Recent Dependency Law Cases

Dependency (current through 10/21/2023)

By:  John Nieman

The precise holdings in a given case are bolded.

In re Jose. C.

In re Jose. C.
10/9/23, CA 2/7 B317838
https://www.courts.ca.gov/opinions/documents/B317838.PDF

Father appealed the jurisdictional and dispositional orders that removed his children from his care and custody. The children ultimately remained with the mother. Subsequently, a mediated agreement was reached and the case dismissed. The agreement granted joint physical and legal custody, with primary residence with the mother. Father did not appeal that decision but argued that the previous decisions in the case constricted his access to the children as previously it was not so restricted prior to court involvement. The appellate court ruled that because he didn’t appeal the dismissal orders the original appeal was moot. The court went on to cite In re D.P. (2023) 14 Cal.5th 266 about the 3 reasons why review may be granted, despite mootness. It concluded that here there was only one possible avenue which was not requested and would not provide meaningful relief in any event. Nor did the father contradict In re Rashad D. (2021) 63 Cal.App.5th 156, that without the second appeal the appellate court has no jurisdiction to change the exit orders.

In re C.L.

In re C.L.
10/13/23, CA 3 C097911
https://www.courts.ca.gov/opinions/documents/C097911.PDF

This is an Indian Child Welfare Act (ICWA) case. Father appeals termination of his parental rights for failure to adequately inquire into his native American ancestry. This appellate court also sides with the In re Delila D., published7/21/23 [(CA 4/2: E080389) Reviewed here. It appears that review was granted by the Supreme Court on 8/22, S281447], that issuance of a protective custody warrant vis Welfare and Institutions Code (W&I) §340 does not impact the depth of inquiry required by W&I §224.2. In this case father also declared significant Cherokee ancestry which was also inadequately investigated (apparently by concluding that the level of relationship asserted would be inadequate to qualify for membership).

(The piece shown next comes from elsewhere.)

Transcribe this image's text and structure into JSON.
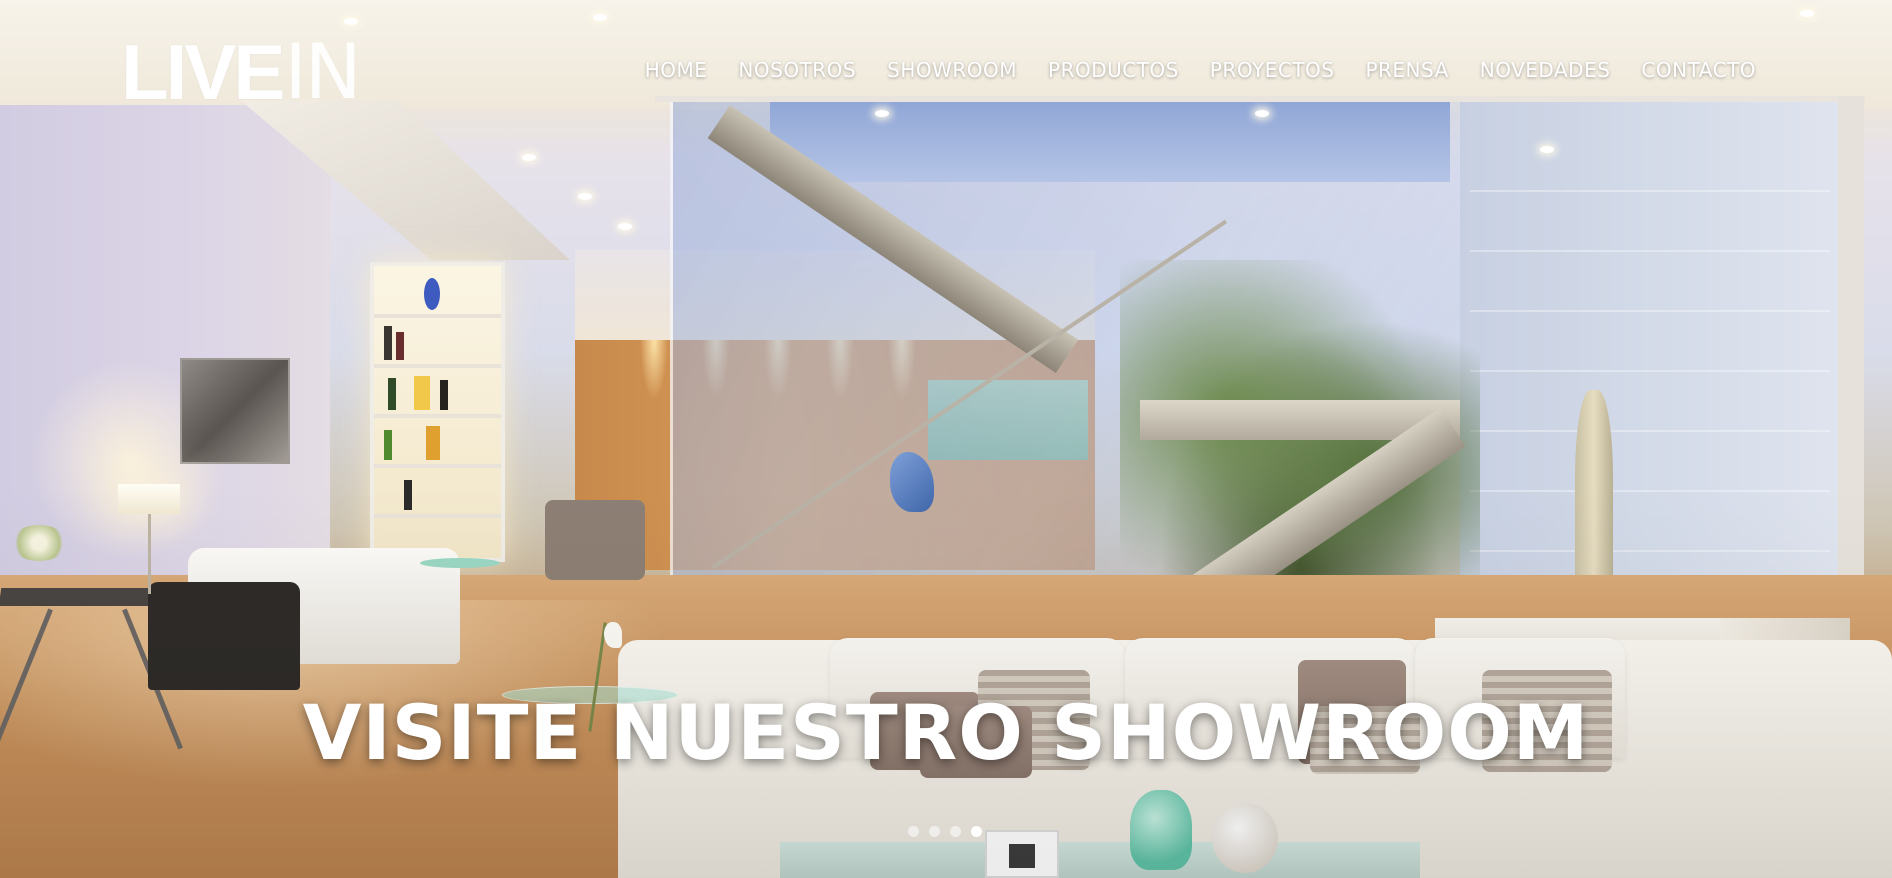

Finding the initial inquiry inadequate (prior to termination of parental rights) the case is remanded conditionally to inquire adequately, comply with the ICWA (if found applicable), or (if ICWA inapplicable) reinstate the ICWA not applicable finding.

In re R.Q., et al

In re R.Q., et al
10/16/23, CA 4/2: E080765
https://www.courts.ca.gov/opinions/documents/E080765.PDF

Presumed Father challenges placement with the non-offending biological father in Missouri after removal from him. While acknowledging that some cases indicate placement with a prior noncustodial parent under W&I §361.2 does not include a mere biological parent (citing In re Zacharia D. (1993) 6 Cal.4th 435, among others), this court contends that the broader authority of the juvenile court to act in the child’s best interests prevails (citing In re A.J. (2013) 214 Cal.App.4th 525). In this case the biological father had a preexisting relationship as well as having improved the quality of his relationship with the minor during significant post-detention visitation. Presumed father objected to placement on legal grounds, but failed to raise factual issues in the trial court which he did on appeal, such as the interfere with the sibling relationship placement of the minor so far away would cause. The appellate court affirmed since all of the information father raised on appeal was part of the record and therefore presumptively known to the trial court.